Wednesday, June 3, 2009

Cloud computing -- continued

I plugged into a cloud computing webinar recently. I thought the meeting was informative for the first 30 minutes, and then it turned into a sales pitch for a tool to help create a private cloud. The supplier was Appistry (http://www.appistry.com/products).

Here are my takeaways:

  • Cloud computing is the next step along the path in creating common, shared data centers. The major steps in this evolution are: dedicated data centers, virtualization of data center components (virtualized servers and shared storage), and now cloud computing.
  • Some government groups are starting to use the cloud concept, but are creating "private" clouds by using their own infrastructure on configuring it to be a cloud environment to gain capital and operational efficiencies.
  • Appistry claimed remarkable capital improvement efficiencies through developing a private cloud with their applications (CloudIQ Manager, and CloudIQ Engine). They referenced a benchmark study that resulted in an 80% improvement in capital utilization. Frankly, I find that hard to believe on a sustained rate. They also claimed very good operational efficiencies, which seem logical since the infrastructure would be normalized to standard configurations, in theory requiring less staff.

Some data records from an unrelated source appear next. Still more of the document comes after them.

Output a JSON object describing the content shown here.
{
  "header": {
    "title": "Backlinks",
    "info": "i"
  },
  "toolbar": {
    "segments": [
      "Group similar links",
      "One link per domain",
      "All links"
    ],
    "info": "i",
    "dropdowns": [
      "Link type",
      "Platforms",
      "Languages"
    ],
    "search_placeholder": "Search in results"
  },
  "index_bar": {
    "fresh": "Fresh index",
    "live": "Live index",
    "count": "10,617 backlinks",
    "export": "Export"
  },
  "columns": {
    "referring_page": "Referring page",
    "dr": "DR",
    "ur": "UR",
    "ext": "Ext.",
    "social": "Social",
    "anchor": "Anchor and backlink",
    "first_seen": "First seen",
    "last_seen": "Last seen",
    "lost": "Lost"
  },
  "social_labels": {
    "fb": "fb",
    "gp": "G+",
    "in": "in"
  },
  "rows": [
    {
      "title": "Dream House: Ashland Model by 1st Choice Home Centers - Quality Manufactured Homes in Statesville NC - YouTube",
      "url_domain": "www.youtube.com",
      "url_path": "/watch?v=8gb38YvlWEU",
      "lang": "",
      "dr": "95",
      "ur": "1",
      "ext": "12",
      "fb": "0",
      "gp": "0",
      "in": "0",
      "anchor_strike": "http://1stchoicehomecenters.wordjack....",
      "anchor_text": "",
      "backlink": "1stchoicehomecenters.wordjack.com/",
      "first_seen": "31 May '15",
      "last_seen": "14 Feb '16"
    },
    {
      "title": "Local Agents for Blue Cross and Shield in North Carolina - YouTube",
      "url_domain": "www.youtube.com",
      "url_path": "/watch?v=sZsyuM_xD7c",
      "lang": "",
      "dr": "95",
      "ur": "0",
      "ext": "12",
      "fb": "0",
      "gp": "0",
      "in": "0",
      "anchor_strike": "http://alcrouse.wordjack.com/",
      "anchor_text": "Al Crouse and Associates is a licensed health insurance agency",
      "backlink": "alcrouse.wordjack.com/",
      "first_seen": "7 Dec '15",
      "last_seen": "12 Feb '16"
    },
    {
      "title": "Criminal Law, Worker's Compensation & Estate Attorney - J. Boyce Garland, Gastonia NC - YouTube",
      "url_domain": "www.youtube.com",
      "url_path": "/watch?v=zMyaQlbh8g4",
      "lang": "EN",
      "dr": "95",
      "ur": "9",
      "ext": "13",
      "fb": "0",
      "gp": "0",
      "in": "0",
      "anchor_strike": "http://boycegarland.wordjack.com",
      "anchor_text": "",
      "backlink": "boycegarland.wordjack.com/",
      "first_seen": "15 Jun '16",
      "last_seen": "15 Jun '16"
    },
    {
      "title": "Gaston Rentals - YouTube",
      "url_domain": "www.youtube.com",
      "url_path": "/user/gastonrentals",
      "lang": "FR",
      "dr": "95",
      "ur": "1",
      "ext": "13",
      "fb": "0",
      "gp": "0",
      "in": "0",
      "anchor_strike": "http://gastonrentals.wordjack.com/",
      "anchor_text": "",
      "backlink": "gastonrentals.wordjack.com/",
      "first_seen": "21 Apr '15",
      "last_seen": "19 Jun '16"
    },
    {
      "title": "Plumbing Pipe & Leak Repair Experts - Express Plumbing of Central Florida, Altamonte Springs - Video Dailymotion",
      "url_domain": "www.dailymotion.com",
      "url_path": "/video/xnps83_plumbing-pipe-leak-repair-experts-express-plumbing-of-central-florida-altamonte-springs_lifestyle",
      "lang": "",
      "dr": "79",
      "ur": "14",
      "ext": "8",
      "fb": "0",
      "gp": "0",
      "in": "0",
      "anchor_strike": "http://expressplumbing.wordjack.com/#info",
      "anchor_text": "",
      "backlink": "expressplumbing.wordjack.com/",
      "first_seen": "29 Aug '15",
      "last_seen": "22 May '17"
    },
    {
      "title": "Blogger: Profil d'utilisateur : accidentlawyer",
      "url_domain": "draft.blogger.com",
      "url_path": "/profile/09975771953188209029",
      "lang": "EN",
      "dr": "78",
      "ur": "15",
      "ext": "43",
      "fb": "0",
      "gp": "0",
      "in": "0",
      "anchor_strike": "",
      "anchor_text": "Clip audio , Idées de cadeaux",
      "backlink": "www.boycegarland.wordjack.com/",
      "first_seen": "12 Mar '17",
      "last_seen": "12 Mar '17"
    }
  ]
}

My hope in attending the webinar was to get better insights into cloud applications for government applications without using owned infrastucture. This discussion didn't address this since Appistry is focused on selling tool to help create private networks. But, the benchmark data on capital and operational efficiency benchmarks (even with factoring in some realism in the claims) helps demonstrate the value of cloud computing in potentially lowering ongoing costs to manage IT systems. Once the security model is adequately addressed, this model will start to be the solution of choice for data centers and information systems.